What you're missing here is that the whole idea of recruiting locals directly into the armed forces of a foreign power is only possible is the foreign power rules the area. You can't do it if there's an even nominally sovereign local government in the picture. The US could and did form such units in its colony in the Philippines. It couldn't and didn't and hasn't in Vietnam, Iraq, or Afghanistan because these are not direct imperial ventures where the US is setting up to rule, they are nominally sovereign states with their own governments and armed forces.

Either you're a colonial power, in which case you can and will take direct control of indigenous armed forces, or you're not, in which case you can't and won't. Can't have it both ways.
Exactly, that is why trying to compare the U.S. foreign capacity building to European foreign conscripts lead by Europeans is futile exercise. If we integrated foreign troops into our logistic, C2, medical, fires and intelligence systems and led them with U.S. officers and senior NCOs we could rapidly employ relatively effective forces that were largely composed of foreign troops. However, in a FID scenario that just isn't possible.

Other comments were not accurate either. Our political patience is rarely the problem. It doesn't take 10 plus years to develop a relatively effective fighting force.
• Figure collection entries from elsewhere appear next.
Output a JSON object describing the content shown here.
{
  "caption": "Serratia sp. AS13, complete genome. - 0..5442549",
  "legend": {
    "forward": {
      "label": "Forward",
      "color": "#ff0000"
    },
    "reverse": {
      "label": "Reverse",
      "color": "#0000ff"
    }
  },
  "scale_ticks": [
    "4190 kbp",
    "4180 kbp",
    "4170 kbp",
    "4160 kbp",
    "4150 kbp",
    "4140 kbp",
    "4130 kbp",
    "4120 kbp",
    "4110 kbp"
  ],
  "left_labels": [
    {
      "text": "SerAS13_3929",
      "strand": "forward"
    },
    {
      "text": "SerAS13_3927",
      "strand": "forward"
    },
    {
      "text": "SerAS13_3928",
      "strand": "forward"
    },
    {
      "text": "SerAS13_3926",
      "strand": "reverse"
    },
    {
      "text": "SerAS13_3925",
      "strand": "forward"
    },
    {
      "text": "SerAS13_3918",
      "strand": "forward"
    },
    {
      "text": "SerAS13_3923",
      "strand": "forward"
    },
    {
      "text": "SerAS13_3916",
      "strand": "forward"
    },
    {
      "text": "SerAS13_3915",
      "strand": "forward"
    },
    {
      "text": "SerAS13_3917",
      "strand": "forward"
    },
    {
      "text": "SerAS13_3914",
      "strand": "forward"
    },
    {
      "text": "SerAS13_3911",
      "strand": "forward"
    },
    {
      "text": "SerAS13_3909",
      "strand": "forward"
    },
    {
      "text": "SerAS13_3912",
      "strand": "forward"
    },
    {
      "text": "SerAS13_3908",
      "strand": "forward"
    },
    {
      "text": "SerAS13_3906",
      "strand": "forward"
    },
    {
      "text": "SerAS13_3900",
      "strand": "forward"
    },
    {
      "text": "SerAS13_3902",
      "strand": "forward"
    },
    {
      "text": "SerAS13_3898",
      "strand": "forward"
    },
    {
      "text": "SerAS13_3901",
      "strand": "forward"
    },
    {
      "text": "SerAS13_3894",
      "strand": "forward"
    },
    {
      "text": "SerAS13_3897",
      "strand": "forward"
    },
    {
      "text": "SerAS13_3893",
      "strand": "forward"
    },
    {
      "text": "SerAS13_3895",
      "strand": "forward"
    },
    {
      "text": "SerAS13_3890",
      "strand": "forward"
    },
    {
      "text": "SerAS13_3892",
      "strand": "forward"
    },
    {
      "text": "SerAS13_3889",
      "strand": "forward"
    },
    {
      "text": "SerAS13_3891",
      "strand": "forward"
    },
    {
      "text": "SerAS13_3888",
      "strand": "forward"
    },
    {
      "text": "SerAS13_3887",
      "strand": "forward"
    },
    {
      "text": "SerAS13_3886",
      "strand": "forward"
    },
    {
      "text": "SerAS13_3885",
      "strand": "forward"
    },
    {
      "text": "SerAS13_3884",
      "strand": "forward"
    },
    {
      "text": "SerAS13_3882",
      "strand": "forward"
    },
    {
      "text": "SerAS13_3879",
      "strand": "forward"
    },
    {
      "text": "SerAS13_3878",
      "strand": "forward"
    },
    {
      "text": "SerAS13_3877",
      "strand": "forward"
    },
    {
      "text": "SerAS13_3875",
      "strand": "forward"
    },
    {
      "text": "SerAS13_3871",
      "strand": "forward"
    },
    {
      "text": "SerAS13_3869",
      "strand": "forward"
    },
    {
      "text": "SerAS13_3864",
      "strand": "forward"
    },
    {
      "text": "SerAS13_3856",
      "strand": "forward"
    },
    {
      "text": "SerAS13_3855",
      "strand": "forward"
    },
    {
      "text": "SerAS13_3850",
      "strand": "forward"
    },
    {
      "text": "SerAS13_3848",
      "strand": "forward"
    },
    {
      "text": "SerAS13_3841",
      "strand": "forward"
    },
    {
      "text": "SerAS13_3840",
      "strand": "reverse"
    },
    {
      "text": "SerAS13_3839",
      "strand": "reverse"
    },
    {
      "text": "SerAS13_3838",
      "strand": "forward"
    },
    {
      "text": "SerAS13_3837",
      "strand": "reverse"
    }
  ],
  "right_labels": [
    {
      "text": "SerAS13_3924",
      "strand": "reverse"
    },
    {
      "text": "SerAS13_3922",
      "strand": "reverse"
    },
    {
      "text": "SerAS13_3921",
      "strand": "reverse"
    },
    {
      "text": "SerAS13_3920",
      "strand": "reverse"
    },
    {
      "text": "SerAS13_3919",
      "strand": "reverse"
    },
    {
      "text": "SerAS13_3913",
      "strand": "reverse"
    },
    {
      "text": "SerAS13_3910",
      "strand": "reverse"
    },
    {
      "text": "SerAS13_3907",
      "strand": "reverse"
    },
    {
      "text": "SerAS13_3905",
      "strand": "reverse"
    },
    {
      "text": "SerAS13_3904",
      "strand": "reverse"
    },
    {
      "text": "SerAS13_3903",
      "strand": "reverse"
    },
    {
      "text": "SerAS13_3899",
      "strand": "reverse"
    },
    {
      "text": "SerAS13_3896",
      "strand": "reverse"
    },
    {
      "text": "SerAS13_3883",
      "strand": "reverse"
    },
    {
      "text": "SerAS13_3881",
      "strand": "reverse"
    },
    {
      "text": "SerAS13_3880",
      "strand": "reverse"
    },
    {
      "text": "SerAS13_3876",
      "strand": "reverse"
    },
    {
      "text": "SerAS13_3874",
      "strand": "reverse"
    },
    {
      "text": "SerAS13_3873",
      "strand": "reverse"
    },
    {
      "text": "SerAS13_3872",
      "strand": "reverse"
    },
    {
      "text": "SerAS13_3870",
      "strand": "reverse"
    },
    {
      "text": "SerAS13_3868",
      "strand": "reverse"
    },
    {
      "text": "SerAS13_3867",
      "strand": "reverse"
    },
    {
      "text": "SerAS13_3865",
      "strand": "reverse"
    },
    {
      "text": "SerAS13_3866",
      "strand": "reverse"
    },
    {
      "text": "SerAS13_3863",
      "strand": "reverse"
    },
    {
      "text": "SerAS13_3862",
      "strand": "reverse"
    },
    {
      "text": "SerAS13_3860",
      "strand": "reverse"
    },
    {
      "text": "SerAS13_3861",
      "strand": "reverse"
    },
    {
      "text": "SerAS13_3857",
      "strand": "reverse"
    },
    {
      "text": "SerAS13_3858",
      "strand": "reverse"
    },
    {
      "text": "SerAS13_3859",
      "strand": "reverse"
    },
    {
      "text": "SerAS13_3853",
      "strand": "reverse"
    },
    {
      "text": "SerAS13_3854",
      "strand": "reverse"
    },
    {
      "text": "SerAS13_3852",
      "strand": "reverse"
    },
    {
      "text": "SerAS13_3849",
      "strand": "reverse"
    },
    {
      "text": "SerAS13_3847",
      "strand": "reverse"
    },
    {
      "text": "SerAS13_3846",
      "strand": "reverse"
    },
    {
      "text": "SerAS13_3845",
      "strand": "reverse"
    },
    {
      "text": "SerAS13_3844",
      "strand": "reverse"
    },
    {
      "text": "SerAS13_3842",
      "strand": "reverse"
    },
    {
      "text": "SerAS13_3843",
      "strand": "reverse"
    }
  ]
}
It may or may not take 10 plus years to stomp out an insurgency, but that is a different issue.

Where I think we go wrong (and this is just a start):

- We try to develop forces that mirror the U.S. force structure and tell them to employ our doctrine. It is generally too sosphisticated for most in developing nations to replicate, culturally inappropriate, and fiscally unsustainable.

- Department of State has responsibility for security assistance and frankly they don't know what they're doing. They have a long track record of throwing millions of dollars at these challenges with little understanding of what is actually required. The worst part is they do not develop a logistics system for the supported nation that is sustainable (if they develop one at all). If Americans had a better appreciation of how much Dept of State spent on these efforts and what little they have to show for it, I suspect more authorities would shift back to the military. State should own policy and have a veto vote, but once a decision is made to execute they need to enable and stop impeding.

- If it is a security assistance Mobile Training Team U.S. forces do not have the authority to combat advise, only to train and equip. Without mentoring them in combat it is very difficult for those trained to transition from the classroom and range to the battlefield. Mentors in the field instill confidence and can make on the spot corrections and identify shortfalls in training that need to be addressed. As that military matures over time these lessons are incorporated in their doctrine (not U.S. doctrine with their country's name stamped over it) and taught in their schools.

- Not surprisingly, when forces that are actually trained to build partner security forces like U.S. Special Forces have the resources and authorities to do so like they did in Iraq and Afghanistan they developed some very capable partner Special Forces units. Much better than the sepoys and numerous other forces developed by the Europeans during the colonial years. The point is the U.S. can do this if we have the right people in charge it enabled with the right authorities and resources. We have a proven track record. We have a dysfunctional bureaucracy and disparate authorities that make effective execution difficult at best, impossible at worst.